By Rachel Sarnoff, Writer and Founder of EcoStiletto.com and MommyGreenest.com and LuxEco Advocate
I’m a journalist by trade and I’d been writing about fashion and beauty for about 10 years before I realized that something was very, very wrong. Every eye cream promised to eradicate my wrinkles (they didn’t), every mascara I tried was “proven” to thicken my lashes without smudging (they couldn’t) and every little black dress I looked at was supposed to revolutionize fashion (um, no). If someone told me one more time about a shampoo that would give me body and bounce without blow-drying, I was going to scream.

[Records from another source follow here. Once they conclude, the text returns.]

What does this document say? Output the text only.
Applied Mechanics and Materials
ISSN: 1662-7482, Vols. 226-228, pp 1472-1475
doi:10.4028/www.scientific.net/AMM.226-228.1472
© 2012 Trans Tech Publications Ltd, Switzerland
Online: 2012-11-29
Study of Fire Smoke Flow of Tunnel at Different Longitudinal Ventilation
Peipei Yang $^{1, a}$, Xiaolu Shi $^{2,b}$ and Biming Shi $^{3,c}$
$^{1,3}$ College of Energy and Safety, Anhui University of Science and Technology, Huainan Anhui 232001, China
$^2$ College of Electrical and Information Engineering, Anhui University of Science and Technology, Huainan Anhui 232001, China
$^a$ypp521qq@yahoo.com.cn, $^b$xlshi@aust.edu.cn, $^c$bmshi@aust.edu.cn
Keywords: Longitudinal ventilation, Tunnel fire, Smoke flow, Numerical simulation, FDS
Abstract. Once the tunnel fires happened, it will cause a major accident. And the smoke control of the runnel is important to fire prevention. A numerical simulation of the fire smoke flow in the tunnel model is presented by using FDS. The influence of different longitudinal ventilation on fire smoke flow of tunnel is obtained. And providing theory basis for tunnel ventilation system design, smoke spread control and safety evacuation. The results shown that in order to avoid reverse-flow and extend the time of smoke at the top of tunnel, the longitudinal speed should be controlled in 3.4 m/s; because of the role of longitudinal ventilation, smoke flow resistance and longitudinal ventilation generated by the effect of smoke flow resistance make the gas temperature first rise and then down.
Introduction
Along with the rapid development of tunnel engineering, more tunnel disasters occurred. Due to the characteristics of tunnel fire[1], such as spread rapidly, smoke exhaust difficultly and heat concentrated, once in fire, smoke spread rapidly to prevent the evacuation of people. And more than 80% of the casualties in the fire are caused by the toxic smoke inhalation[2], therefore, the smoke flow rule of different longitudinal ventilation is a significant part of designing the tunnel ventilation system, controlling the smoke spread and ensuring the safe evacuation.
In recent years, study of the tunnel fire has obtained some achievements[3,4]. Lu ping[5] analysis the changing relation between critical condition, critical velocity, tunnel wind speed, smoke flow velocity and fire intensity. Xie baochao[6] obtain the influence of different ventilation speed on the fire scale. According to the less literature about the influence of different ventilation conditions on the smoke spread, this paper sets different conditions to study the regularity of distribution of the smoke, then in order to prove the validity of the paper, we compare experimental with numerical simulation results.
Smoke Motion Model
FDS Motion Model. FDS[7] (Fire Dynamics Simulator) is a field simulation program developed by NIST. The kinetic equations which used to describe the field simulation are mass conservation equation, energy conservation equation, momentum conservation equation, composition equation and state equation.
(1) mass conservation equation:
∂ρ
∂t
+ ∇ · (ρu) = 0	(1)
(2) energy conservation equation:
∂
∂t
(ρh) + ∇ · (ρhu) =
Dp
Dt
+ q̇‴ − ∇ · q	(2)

Let’s back up a bit: I was always kind of a hippie kid. My nickname in college was “Flower.” My dad co-founded the Native American Studies Center at UCLA; I grew up going to pow-wows and thanking the plants when I picked flowers. I thought of myself as a pretty “natural” girl—I ate organic, breastfed my son until he was a toddler, and grew tomatoes in the summer time.

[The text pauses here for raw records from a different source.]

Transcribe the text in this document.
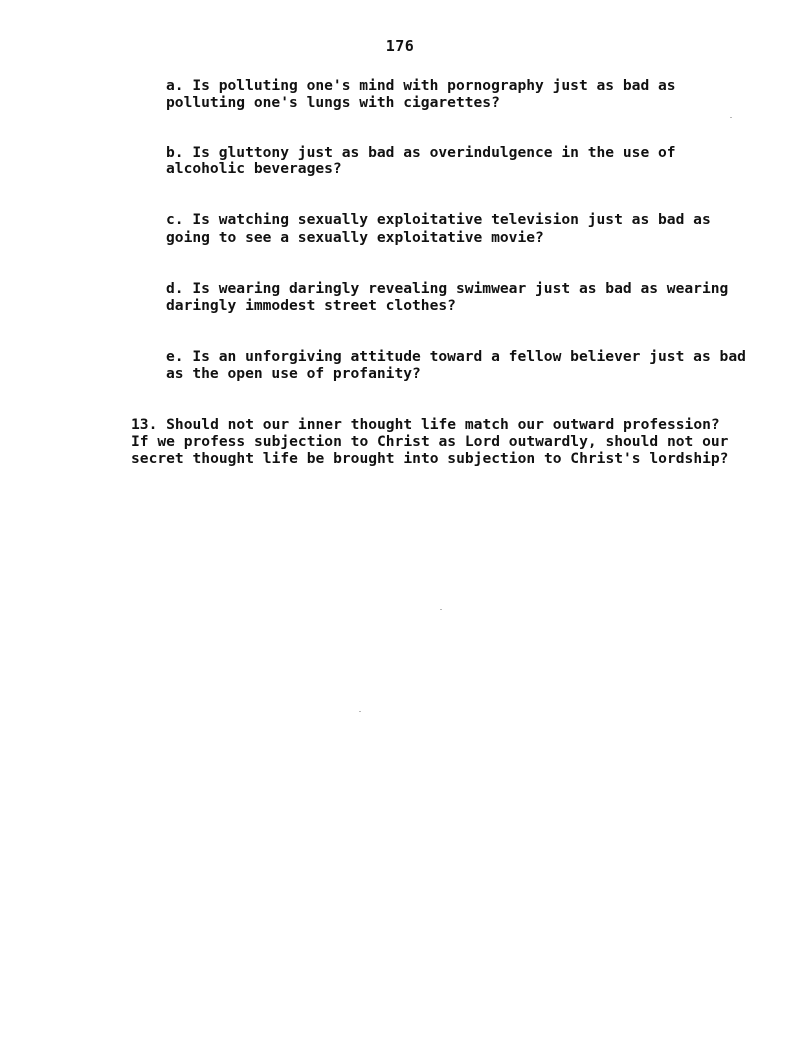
176
a. Is polluting one's mind with pornography just as bad as
polluting one's lungs with cigarettes?
b. Is gluttony just as bad as overindulgence in the use of
alcoholic beverages?
c. Is watching sexually exploitative television just as bad as
going to see a sexually exploitative movie?
d. Is wearing daringly revealing swimwear just as bad as wearing
daringly immodest street clothes?
e. Is an unforgiving attitude toward a fellow believer just as bad
as the open use of profanity?
13. Should not our inner thought life match our outward profession?
If we profess subjection to Christ as Lord outwardly, should not our
secret thought life be brought into subjection to Christ's lordship?
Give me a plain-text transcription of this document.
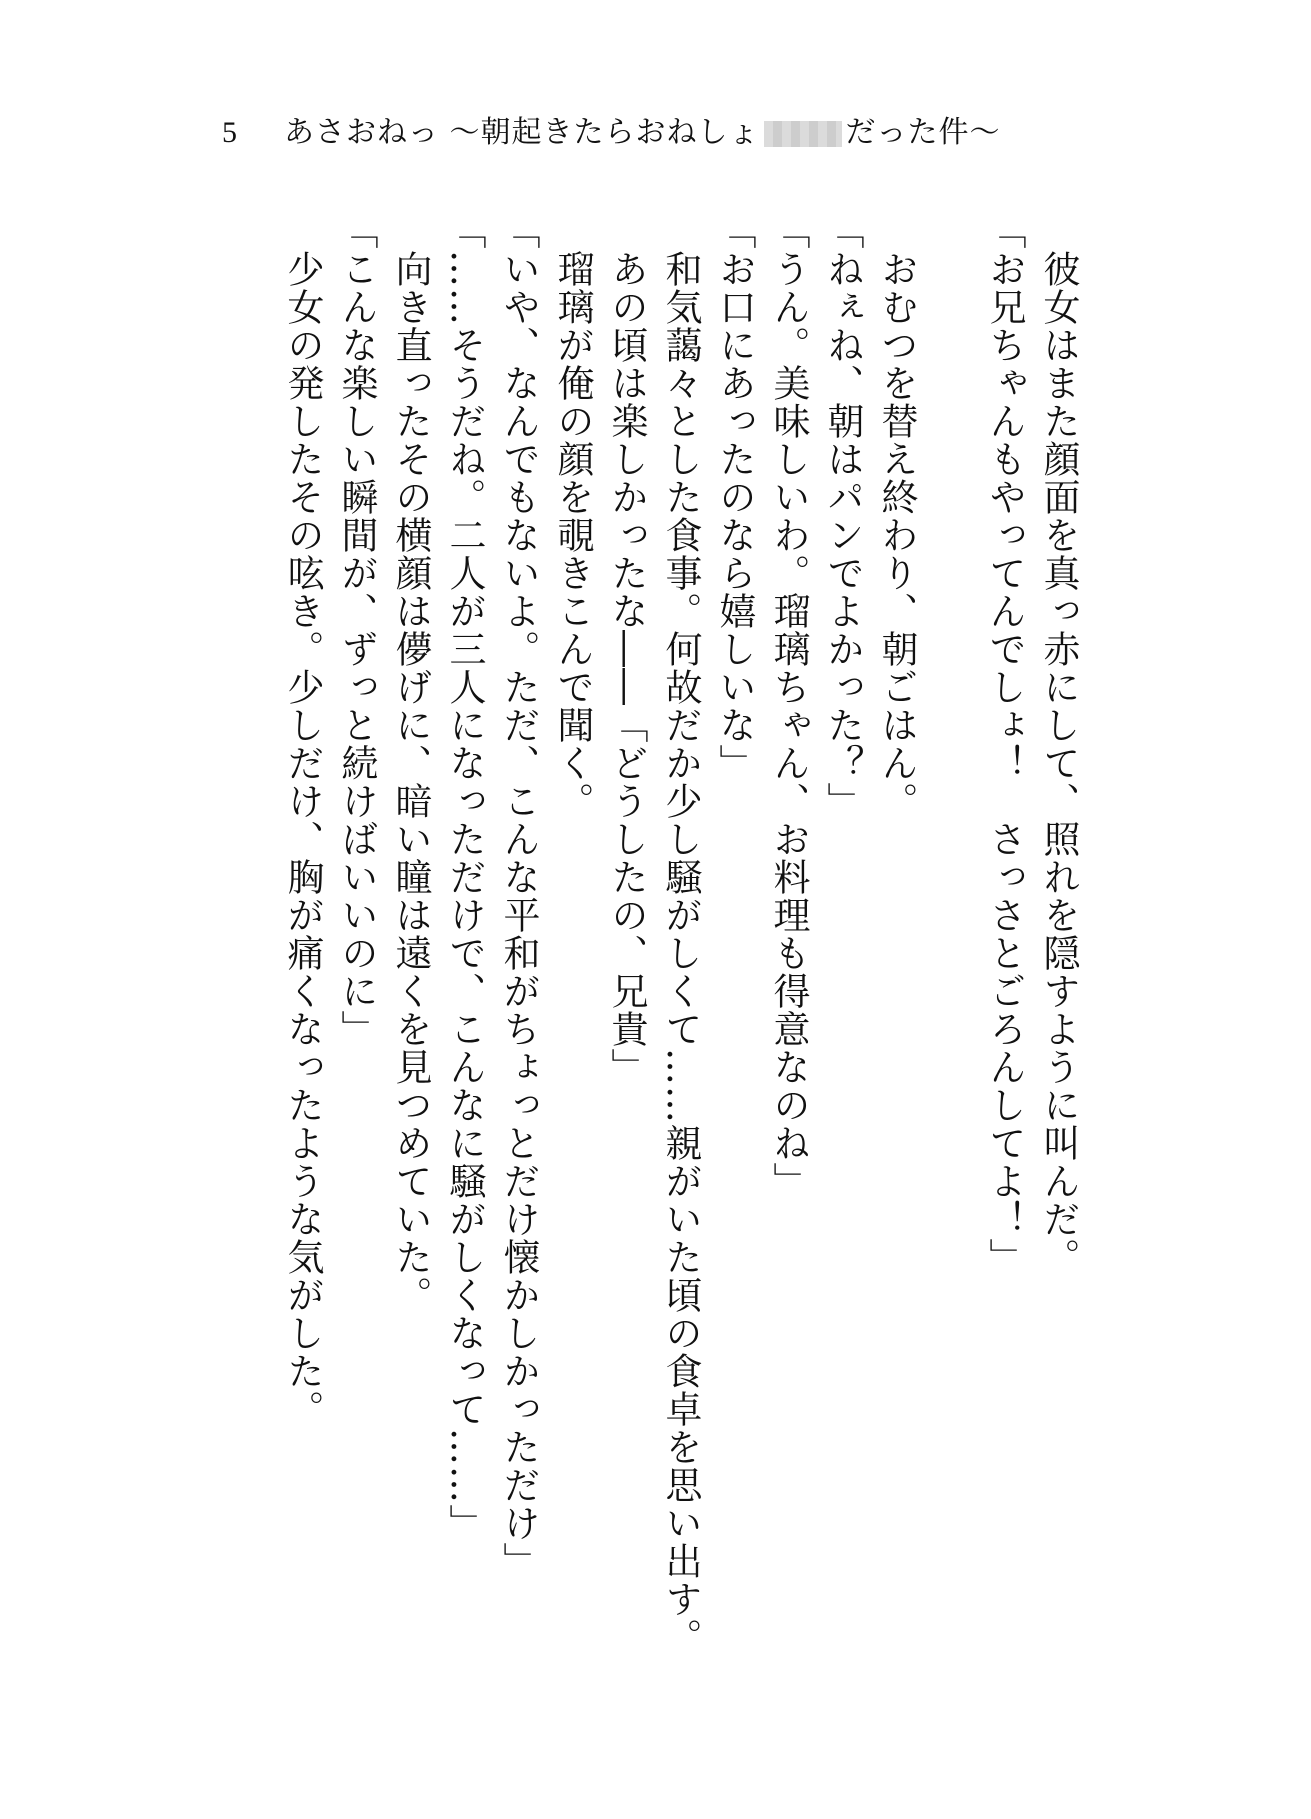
5 あさおねっ 〜朝起きたらおねしょ	だった件〜
　彼女はまた顔面を真っ赤にして、照れを隠すように叫んだ。
「お兄ちゃんもやってんでしょ！　さっさとごろんしてよ！」
　おむつを替え終わり、朝ごはん。
「ねぇね、朝はパンでよかった？」
「うん。美味しいわ。瑠璃ちゃん、お料理も得意なのね」
「お口にあったのなら嬉しいな」
　和気藹々とした食事。何故だか少し騒がしくて……親がいた頃の食卓を思い出す。
　あの頃は楽しかったな――「どうしたの、兄貴」
　瑠璃が俺の顔を覗きこんで聞く。
「いや、なんでもないよ。ただ、こんな平和がちょっとだけ懐かしかっただけ」
「……そうだね。二人が三人になっただけで、こんなに騒がしくなって……」
　向き直ったその横顔は儚げに、暗い瞳は遠くを見つめていた。
「こんな楽しい瞬間が、ずっと続けばいいのに」
　少女の発したその呟き。少しだけ、胸が痛くなったような気がした。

But in 2007, when I was pregnant with my third child I learned about Healthy Child, Healthy World. It was an eye-opening experience, to say the least. I learned about chemicals in cleaning products that made the air inside my home more polluted than the stuff outside. I found out about the spike in children’s illnesses—from asthma to ADHD to cancer—that scientists linked to environmental pollution. And read about toxins like parabens in beauty products, pesticides in cotton, and the organic alternatives manufactured without any of that nasty stuff at all.
Lipstick without lead? Mascara without mercury? Jeans that didn’t take a pound of pesticides to produce? The light bulb went off. Here were the truly revolutionary fashion and beauty products I had been waiting for. These products really were doing something different: They worked, without any side effects on me, or the Earth.
So I started writing about this kind of stuff, and publishing it online. Back in 2007, when I was working on GreenGirlGuide, I opened the mail one day to find a very intimidating cease-and-desist letter from lawyers for National Geographic, which saw a conflict between my site and their TheGreenGuide.com.
Once my partners and I realized that we had no resources to fight the geological giant, we decided to part ways. I knew that I wanted to continue online publishing about sustainable living, and I had two ideas: One was EcoStiletto, for women, and the other was Mommy Greenest, for moms, which will launch this May.
It’s amazing how much has changed since I launched EcoStiletto in July, 2007. Celebrities are really aware of how much power they have to influence people’s actions for the better. My EcoCelebrity section is full of interviews about all the different sustainable actions these celebrities are taking in their personal and professional lives–from Chloe Sevigny and her reusable water bottle, to Amy Brenneman and her organic garden, to Jenna Elfman and her recycling obsession. Something as simple as showing up to a premiere in a hybrid can really make people stop and think, “If it’s good enough for Leonardo di Caprio, it’s good enough for me!”
At the same time, sustainable fashion and beauty is really mainstreaming in a big way! Now we can buy organic makeup at the corner drug store, and organic cotton at H&M. And these fashion and beauty products are just as chic and gorgeous as anything else on the market. As I’ve said from the beginning: You don’t have to dress like a hippie to be green. No more Birkenstocks and granny panties, people! (Not that Birkies can’t be cute.) I love Leila Hafzi’s ridiculously gorgeous, hand made, haute couture evening dresses, which support entire Nepalese communities in a fair trade project, and the dresses that Mr. Larkin did this year which she dyed using maple leaves she collected outside her home in Berkeley.
This doesn’t mean that greenwashing isn’t going on, not by a long shot. A lot of times I’ll find a beauty product with “natural” and “organic” on the label, only to flip it over and see that it’s full of parabens and synthetic fragrances. Nothing natural about that! That’s why The Big List of Things That Suck is so fun. I get emails all the time from readers with new “suckies” to add. It’s so amazing to be here now, when so many of us are getting informed and getting involved. I love it!